Возвращаться, может это и намного дольше все-таки лучше проторенной дорожкой. Путь к подножию горы хлама из-за повышенной осторожности занимал все больше и больше времени.
Миновал четвертый вагон. Навалилась такая слабость, что мелькнула предательская мысль отпустить руки и кубарем скатиться вниз. Но жажда жизни не позволила это сделать. Вопреки всему происходящему жить хотелось, так же как и всегда. Жизнь хотелось выбрать до последней минуты, что отвел кто – то сверху.
Чем ближе основание горы, тем тоньше становится слой отходов. Первый вагон возвышается над полигоном метра на полтора. Здесь другого выхода нет. Прыжок вниз. Потому что прикидывать, выверять и ждать нет сил. Прыгнул и охнул от боли. Адская прорезала руку и, словно эхо, отозвалась во всем побитом теле.

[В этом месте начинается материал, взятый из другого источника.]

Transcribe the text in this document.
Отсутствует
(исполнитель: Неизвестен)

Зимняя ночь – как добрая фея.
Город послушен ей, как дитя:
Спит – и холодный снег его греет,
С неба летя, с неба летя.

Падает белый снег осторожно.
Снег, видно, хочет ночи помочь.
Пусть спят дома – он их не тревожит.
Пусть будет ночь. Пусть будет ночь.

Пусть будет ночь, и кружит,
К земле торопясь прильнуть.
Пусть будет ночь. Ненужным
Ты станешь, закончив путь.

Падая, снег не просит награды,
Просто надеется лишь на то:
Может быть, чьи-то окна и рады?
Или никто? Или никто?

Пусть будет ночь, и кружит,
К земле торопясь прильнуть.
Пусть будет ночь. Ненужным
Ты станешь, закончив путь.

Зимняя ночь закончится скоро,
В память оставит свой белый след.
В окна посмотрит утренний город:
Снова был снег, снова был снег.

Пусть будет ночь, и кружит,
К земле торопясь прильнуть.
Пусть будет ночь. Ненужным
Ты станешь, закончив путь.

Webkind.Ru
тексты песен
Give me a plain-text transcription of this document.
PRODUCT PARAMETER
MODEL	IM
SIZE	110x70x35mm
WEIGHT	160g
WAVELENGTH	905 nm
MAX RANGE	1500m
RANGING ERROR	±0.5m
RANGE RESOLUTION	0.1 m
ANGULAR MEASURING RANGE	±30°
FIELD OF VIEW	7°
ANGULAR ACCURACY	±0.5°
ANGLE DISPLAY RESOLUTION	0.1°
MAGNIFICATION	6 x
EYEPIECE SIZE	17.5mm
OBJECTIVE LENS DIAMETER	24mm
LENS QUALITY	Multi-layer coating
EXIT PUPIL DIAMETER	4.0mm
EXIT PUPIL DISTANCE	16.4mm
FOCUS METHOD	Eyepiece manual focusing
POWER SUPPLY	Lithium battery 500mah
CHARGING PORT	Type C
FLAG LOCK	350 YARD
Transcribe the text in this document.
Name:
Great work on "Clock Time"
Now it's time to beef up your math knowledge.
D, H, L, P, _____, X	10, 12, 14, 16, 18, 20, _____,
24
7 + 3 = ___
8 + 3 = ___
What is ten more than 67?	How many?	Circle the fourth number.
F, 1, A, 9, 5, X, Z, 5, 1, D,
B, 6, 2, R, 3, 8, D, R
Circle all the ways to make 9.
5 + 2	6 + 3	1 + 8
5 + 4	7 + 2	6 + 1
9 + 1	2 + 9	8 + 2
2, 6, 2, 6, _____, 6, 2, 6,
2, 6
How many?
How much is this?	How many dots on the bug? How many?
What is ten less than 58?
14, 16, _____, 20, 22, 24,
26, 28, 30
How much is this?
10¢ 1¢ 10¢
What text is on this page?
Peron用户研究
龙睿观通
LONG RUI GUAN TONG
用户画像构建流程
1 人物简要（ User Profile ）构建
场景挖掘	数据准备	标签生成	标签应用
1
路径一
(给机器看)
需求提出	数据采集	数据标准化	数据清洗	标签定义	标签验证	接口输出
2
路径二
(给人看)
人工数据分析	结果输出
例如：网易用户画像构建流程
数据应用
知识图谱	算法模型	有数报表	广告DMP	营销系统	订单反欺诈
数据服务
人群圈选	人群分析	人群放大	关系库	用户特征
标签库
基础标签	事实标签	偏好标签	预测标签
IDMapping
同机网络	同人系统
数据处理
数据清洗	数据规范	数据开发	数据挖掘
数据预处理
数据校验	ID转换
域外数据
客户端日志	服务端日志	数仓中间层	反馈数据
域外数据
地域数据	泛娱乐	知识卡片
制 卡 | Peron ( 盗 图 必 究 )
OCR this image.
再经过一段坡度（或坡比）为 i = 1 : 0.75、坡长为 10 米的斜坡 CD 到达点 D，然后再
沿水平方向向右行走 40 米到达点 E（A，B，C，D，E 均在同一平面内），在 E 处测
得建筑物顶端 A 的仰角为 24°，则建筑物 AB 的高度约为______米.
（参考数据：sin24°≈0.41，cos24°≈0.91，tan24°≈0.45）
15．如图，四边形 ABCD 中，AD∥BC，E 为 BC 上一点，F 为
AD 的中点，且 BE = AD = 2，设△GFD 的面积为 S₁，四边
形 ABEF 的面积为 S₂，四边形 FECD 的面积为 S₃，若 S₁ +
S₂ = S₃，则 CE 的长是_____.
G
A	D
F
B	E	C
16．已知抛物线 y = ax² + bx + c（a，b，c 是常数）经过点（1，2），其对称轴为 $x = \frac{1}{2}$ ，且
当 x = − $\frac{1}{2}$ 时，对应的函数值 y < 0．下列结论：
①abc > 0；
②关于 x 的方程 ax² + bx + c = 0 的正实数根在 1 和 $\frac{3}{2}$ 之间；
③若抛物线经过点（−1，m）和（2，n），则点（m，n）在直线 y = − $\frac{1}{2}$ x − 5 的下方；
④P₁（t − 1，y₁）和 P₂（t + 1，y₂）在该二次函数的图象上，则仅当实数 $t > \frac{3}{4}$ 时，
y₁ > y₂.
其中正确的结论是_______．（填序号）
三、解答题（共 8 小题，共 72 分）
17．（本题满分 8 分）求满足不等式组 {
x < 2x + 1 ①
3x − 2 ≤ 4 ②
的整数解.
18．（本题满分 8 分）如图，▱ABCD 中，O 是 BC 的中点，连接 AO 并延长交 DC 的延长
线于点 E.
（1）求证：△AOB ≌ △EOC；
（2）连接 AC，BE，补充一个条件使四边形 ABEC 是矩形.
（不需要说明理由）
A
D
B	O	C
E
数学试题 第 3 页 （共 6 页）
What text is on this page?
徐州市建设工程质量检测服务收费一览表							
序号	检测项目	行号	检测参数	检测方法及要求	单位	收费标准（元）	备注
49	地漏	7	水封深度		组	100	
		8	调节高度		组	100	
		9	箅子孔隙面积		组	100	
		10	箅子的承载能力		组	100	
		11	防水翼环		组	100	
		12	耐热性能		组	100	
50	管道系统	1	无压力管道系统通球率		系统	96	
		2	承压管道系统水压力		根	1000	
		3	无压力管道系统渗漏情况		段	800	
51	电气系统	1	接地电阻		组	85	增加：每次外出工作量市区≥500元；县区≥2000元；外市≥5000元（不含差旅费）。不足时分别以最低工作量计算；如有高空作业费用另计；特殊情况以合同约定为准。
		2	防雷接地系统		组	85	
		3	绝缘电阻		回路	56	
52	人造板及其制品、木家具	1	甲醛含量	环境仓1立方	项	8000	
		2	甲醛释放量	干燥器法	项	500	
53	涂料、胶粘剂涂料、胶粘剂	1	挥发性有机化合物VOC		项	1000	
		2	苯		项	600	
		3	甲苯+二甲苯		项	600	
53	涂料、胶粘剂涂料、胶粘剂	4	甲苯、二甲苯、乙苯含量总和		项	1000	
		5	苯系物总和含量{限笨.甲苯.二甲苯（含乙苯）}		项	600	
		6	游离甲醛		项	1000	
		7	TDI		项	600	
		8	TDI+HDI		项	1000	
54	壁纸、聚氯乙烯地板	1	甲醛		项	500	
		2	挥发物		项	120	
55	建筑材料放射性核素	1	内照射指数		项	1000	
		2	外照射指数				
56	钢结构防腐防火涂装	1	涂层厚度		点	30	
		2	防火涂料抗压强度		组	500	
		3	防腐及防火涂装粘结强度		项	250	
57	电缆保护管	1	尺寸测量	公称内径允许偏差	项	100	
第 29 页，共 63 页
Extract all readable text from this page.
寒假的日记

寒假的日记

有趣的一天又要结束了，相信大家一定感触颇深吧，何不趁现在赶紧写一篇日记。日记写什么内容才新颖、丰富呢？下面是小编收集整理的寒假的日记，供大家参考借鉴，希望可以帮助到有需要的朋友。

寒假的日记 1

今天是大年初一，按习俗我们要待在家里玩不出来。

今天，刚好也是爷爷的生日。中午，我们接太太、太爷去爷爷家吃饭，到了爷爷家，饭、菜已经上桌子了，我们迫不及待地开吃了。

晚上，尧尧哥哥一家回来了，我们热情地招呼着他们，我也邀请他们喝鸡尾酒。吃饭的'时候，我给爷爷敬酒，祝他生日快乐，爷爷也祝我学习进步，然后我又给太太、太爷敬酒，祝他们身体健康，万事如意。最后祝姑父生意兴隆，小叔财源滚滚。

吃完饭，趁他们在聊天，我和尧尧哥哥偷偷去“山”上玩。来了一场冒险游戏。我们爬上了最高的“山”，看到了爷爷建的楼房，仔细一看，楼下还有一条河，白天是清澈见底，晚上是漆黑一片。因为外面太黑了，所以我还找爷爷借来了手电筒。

Сделал пару шагов, кинул сумку среди картонных коробок – тут их лежит целая куча, и, продавив их, завалился на бок. Спать.
Неизвестный внутри подсказал – на поверхности ночь. Тяжелый сон быстро и незаметно выдернул из полутьмы подземного хранилища отходов в полную тьму. В тот крепкий сон, когда не снятся сны.
Первая мысль после пробуждения снова вопрос, – Есть ли здесь, на этой свалке, что растянулась на километры вокруг кто – то живой? Захотелось встать, сложить руки в рупор и закричать «Лююююди». Но повреждена рука, а во-вторых, откуда-то из глубин сознания всплыло – попытка обречена на неудачу.
Будучи там, наверху, признаков жизни Павел не увидел, сколько не всматривался, и была большая вероятность, что это будет бесполезная трата сил и времени. Крик в пустоту, да и докричаться до кладбища паровозов – так он окрестил груду металлолома – нелегко.
Кладбище находилась на значительном удалении, и теперь едва показывалось над рваной линией горизонта, что образовал полигон. Прикинул, – Преодолеть нужно будет километра пять – семь километров, а может и больше, – Павел вел нехитрый подсчет навскидку.
С высоты все, как на ладони – тут он впервые трезво осознал, что помещение, в котором находится, имеет исполинские размеры. Справа возвышалась гора, слева десятки разнокалиберных колонн, между которыми ничего не угадывается. Окраина подземелья по-прежнему скрывается от глаз.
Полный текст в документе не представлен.